Al via da domani, mercoledì 15 luglio, le nuove regole contro la ‘shrinkflation‘, il fenomeno della riduzione delle quantità dei prodotti confezionati senza una analoga riduzione dei prezzi. La confezione è la stessa, il costo idem (al più aumentato) ma il prodotto all'interno è diminuito. Lo scorso 15 aprile il ministero delle Imprese e del made in Italy aveva notificato alla commissione Europea il progetto di decreto legislativo ‘Misure di contrasto alle prassi commerciali di riporzionamento dei prodotti preconfezionati', contenente appunto le nuove regole.

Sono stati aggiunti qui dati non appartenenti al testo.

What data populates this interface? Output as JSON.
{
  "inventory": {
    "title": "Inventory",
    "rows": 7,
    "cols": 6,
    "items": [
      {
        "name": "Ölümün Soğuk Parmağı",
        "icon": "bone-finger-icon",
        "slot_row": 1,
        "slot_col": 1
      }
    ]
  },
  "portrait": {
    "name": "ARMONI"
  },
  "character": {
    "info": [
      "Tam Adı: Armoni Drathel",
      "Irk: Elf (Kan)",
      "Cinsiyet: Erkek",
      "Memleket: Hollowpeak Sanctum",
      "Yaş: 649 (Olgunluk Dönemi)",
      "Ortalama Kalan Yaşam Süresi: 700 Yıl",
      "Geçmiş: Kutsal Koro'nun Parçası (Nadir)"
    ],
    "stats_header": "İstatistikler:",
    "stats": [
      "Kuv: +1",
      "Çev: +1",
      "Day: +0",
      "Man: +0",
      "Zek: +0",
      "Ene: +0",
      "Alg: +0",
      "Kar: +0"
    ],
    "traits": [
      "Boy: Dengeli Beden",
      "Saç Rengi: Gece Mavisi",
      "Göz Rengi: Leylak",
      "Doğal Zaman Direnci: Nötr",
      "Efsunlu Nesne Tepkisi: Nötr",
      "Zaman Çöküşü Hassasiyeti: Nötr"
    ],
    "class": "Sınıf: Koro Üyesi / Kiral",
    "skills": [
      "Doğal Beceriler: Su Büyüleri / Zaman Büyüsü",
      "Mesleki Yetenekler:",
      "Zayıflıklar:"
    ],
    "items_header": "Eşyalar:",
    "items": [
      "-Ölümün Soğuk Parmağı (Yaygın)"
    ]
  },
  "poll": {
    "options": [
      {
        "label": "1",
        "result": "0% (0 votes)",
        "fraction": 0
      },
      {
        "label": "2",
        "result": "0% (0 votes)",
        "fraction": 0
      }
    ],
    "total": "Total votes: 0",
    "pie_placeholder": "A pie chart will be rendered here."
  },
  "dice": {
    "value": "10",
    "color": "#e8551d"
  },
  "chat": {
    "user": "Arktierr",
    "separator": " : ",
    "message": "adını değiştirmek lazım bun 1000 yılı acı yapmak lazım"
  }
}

I tre mesi di tempo concessi all'Ue per eventuali rilievi stanno volgendo al termine e a partire da domani il decreto sarà approvato. Rispetto alle bozze circolate all'inizio però, sembra scomparso l'obbligo per le aziende di indicare in maniera diretta e visibile sull'etichetta che la quantità di prodotto è diminuita nel tempo.